Le responsable de l’ONG ORCADE, Jonas Hien : « c’est parce qu’on estime que le côté négatif est très important qu’on ne veut pas le faire savoir»

« Bien souvent, la compensation n’est pas à la hauteur de la durée de la mine et n’intègre pas le fait que la terre est perdue à jamais. Ainsi, les populations reçoivent une compensation sur 5 ans et la fourchette d’indemnisation va de 200 000 F CFA à l’hectare par an à 600 000 F CFA pour les sociétés les plus généreuses », révèle-t-il. Jonas Hien déplore par ailleurs le manque de préparation des communautés qui ne découvrent le vrai visage de la mine qu’une fois qu’elle s’est installée. Selon lui, les promesses d’emplois et d’une vie meilleure ne sont pas souvent au rendez-vous, contrairement aux pertes sans que les compensations ne soient toujours à la hauteur. Un autre impact négatif est relatif à la non transparence des sociétés quant au nombre d’infrastructures socio-sanitaires telles que les forages à réaliser .Elles ne sont pas toujours réalisées au prorata prévu et sont présentées comme des dons lorsqu’elles le sont. Les sociétés minières étant de grandes consommatrices d’eau, des conflits avec les populations pour l’accès à l’eau ont été recensées dans certaines localités. Par ailleurs, dans certaines zones, les sites d’orpaillage qui procuraient des revenus aux populations tombent sous l’emprise des projets miniers. Et, c’est la pauvreté qui s’installe. Toutefois, Jonas Hien salue la démarche de la société Essakane qui a développé un système de communication efficace avec les communautés. « Grâce à ce système, il y a moins de conflits avec les populations, car, elles peuvent à tout moment saisir les responsables de la mine à propos de n’importe quel sujet », poursuit-il.

La pollution de l’environnement

Mahamady Porgo et Orhan Gokyay de l’université de Marmara en Turquie, dans une étude publiée en 2017 sur les impacts environnementaux sur la pollution de l’air, de l’eau et du sol causés par l’exploitation de la mine d’or d’Essakane ont montré que l’activité de la mine contribue directement ou indirectement à la pollution de l’air dans le district d’Essakane. L’utilisation de produits chimiques tels que le cyanure (extraction industrielle de l’or) et le mercure (extraction artisanale de l’or) pour extraire l’or du minerai constitue un risque potentiel pour l’écosystème, la santé de la population locale et la production animale. L’étude a également montré qu’il y a une dégradation importante du paysage naturel et de la topographie du sol par l’exploitation à ciel ouvert (mine industrielle) et les trous creusés par les mineurs artisanaux.

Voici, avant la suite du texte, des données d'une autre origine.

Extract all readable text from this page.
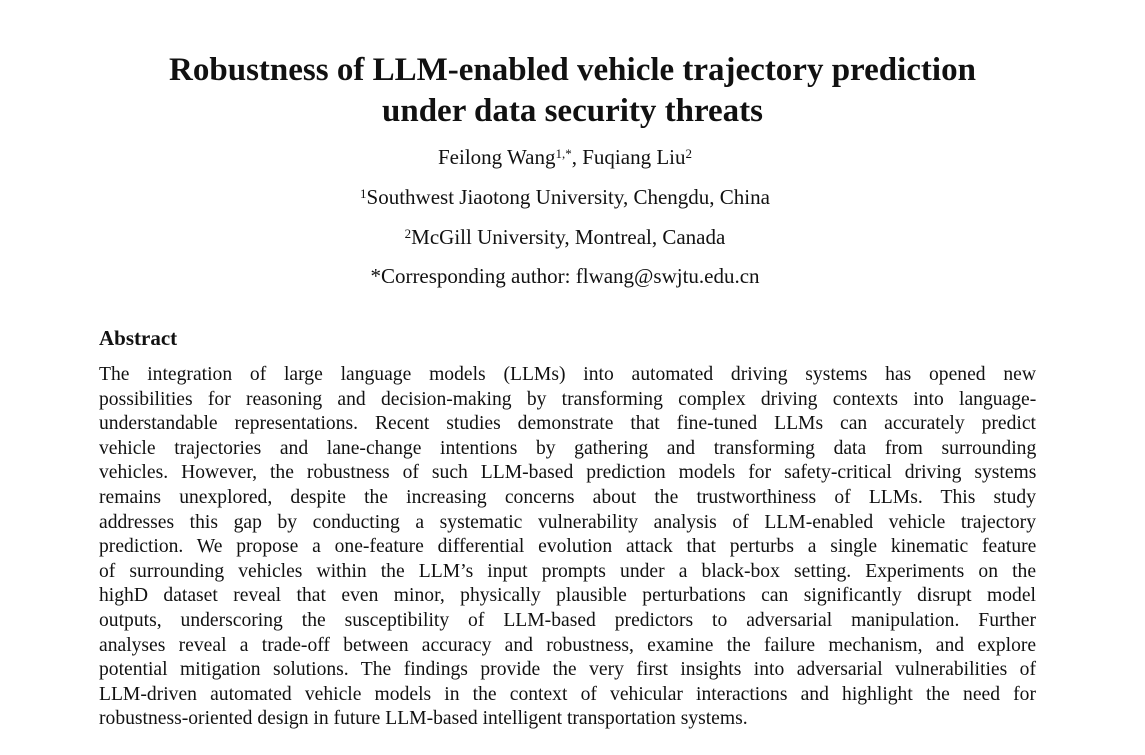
Robustness of LLM-enabled vehicle trajectory prediction
under data security threats
Feilong Wang$^{1,*}$, Fuqiang Liu$^2$
$^1$Southwest Jiaotong University, Chengdu, China
$^2$McGill University, Montreal, Canada
*Corresponding author: flwang@swjtu.edu.cn
Abstract
The integration of large language models (LLMs) into automated driving systems has opened new
possibilities for reasoning and decision-making by transforming complex driving contexts into language-
understandable representations. Recent studies demonstrate that fine-tuned LLMs can accurately predict
vehicle trajectories and lane-change intentions by gathering and transforming data from surrounding
vehicles. However, the robustness of such LLM-based prediction models for safety-critical driving systems
remains unexplored, despite the increasing concerns about the trustworthiness of LLMs. This study
addresses this gap by conducting a systematic vulnerability analysis of LLM-enabled vehicle trajectory
prediction. We propose a one-feature differential evolution attack that perturbs a single kinematic feature
of surrounding vehicles within the LLM’s input prompts under a black-box setting. Experiments on the
highD dataset reveal that even minor, physically plausible perturbations can significantly disrupt model
outputs, underscoring the susceptibility of LLM-based predictors to adversarial manipulation. Further
analyses reveal a trade-off between accuracy and robustness, examine the failure mechanism, and explore
potential mitigation solutions. The findings provide the very first insights into adversarial vulnerabilities of
LLM-driven automated vehicle models in the context of vehicular interactions and highlight the need for
robustness-oriented design in future LLM-based intelligent transportation systems.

Les mines, grandes productrices des gaz à effet de serre

Dans le rapport sur la déforestation et la dégradation des forêts au Burkina Faso : tendance actuelle et principaux facteurs, réalisé en 2019 par le Programme d’investissement forestier (PIF), les auteurs ont effectué une analyse quantitative des impacts quantitatifs de l’exploitation minière sur l’évolution des forêts et des émissions de GES en général et les émissions/séquestrations de carbone, en considérant la consommation de carburant et la déforestation indirecte. Au terme de leur analyse, ils sont parvenus à la conclusion qu’une mine industrielle d’or au Burkina produit mensuellement 543 tonnes d’émission de CO2 par once d’or.

La mine d’or Essakane a produit 404 144 onces d’or en 2020 selon ses propres chiffres. Par extrapolation cela représente une production de 219 millions 450mille 192 tonnes d’émission de CO2 en 2020. Ces différentes études suscitent des interrogations sur le respect des engagements pris par les sociétés minières pour la protection de l’environnement dans les plans de gestion environnementaux et sociaux. Au Burkina, l’Agence nationale des évaluations environnementales (ANEVE) est la structure chargée du contrôle et de la supervision de la mise en œuvre des plans de gestion environnementale des sociétés minières. Selon les responsables de cette structure, aucune mission de suivi de plan de gestion au sein des sociétés minière n’a été menée depuis 2020 à cause de l’insécurité. Parmi les manquements observés quant à la protection de l’environnement par la mine d’Essakane, l’ANEVE souligne l’absence d’un système de valorisation des eaux issues des stations d’épuration ; la non évaluation du taux de reprise des reboisements ; l’enfouissement des déchets valorisables et dangereux, entre autres.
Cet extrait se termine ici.